Title: Winter (Seasonal #2)
Writer: Ali Smith
Publishing House: Hamish Hamilton
Date of Publication: November 2nd 2017
Rating: 5 stars
‘’God was dead: to begin with.
And romance was dead. Chivalry was dead.
Poetry, the novel, painting, they were all dead, and art was dead. Theatre and cinema were both dead. Literature was dead. The book was dead.’’
Winter. I concluded my first reading experience in Ali Smith’s universe on a day when the centre of Athens was covered in snow. Sun and snow in the heart of the capital, the first in almost 20 years. During a break in my teaching sessions – because Zoom is still going strong, damn it!- I looked outside my window as the snow was falling. Silence and children’s laughter. And I thought, why does winter fascinate us so much? What is it that makes it so special? Does it bring us together or drive us apart? In Ali Smith’s moving masterpiece, both happen. As in life itself.
‘’It can do this because it’s midwinter, which is a time of year when children and gods are meant to meet, when a child can speak to gods and gods are meant to listen, a time that’s about children and gods being related.’’

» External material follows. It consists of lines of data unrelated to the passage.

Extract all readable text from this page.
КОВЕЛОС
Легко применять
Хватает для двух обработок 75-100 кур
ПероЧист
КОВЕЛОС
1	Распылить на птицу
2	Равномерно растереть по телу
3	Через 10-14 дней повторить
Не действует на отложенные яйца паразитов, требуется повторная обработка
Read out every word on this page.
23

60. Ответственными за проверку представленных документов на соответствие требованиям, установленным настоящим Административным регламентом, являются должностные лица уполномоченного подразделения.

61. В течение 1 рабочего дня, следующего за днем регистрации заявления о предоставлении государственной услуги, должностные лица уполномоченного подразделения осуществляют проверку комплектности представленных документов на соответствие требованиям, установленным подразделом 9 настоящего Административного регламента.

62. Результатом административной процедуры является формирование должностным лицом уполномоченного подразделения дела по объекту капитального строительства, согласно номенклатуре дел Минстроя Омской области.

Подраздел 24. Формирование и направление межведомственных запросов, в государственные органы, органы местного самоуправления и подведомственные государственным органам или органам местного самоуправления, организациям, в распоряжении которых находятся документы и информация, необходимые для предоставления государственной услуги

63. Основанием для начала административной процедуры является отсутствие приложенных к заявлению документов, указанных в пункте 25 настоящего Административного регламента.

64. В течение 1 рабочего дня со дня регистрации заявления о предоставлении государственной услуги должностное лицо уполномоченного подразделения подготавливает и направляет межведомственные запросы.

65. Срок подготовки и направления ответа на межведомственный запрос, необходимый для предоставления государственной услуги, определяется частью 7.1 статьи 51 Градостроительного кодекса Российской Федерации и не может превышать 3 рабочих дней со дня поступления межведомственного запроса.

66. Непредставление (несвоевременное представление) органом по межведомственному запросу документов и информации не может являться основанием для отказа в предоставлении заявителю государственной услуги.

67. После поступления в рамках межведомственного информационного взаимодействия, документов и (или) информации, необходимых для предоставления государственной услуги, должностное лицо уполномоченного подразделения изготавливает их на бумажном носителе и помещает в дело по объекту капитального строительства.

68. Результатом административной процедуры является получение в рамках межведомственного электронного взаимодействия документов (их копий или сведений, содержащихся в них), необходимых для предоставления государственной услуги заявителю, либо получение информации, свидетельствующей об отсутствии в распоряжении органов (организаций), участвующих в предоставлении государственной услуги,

Sophie, Iris, Art, Lux. Four people trying to spend Christmas Day as peacefully as they can, trying to remain unscathed by their reluctant interaction. Small chance, really. Two sisters, as different as day and night, and two strangers that decided to follow one another, each one obeying a special motive. Memories come and go, past anger and regrets come to the surface. Who are they? What are they looking for? Where will this search end? Why don’t we listen but remain too much in love with our own voice? Moving back and forth to an eventful past and a frighteningly uncertain present, Ali Smith’s characters share their thoughts on age and obligations, dreams and reality, ghosts and the people that pass by in a flash, freedom and revolution and propriety. Love and anger.
In a world where money is all there is because we chose to make it so, in a country where Brexit is a reality, in a time when a madman enters the White House, one may feel like a piece of stone, heavy and still. Do we let others create a sculpture of us, projecting their image on ourselves? Or do we CHOOSE to grab the tools and break the mold? After the attack on the Capitol by a bunch of uneducated bigots/racists/all-around barbarians obeying a monster, the final pages in Smith’s masterpiece became all the more poignant.
‘’It’s winter, still. There’s no snow. There’s been almost none all winter. It’ll be one of the warmest winters on record, again.
Still, it’s colder in some places than others.
This morning there was frost on the ridges of the turned earth across the fields, frost the sun had melted on one side only.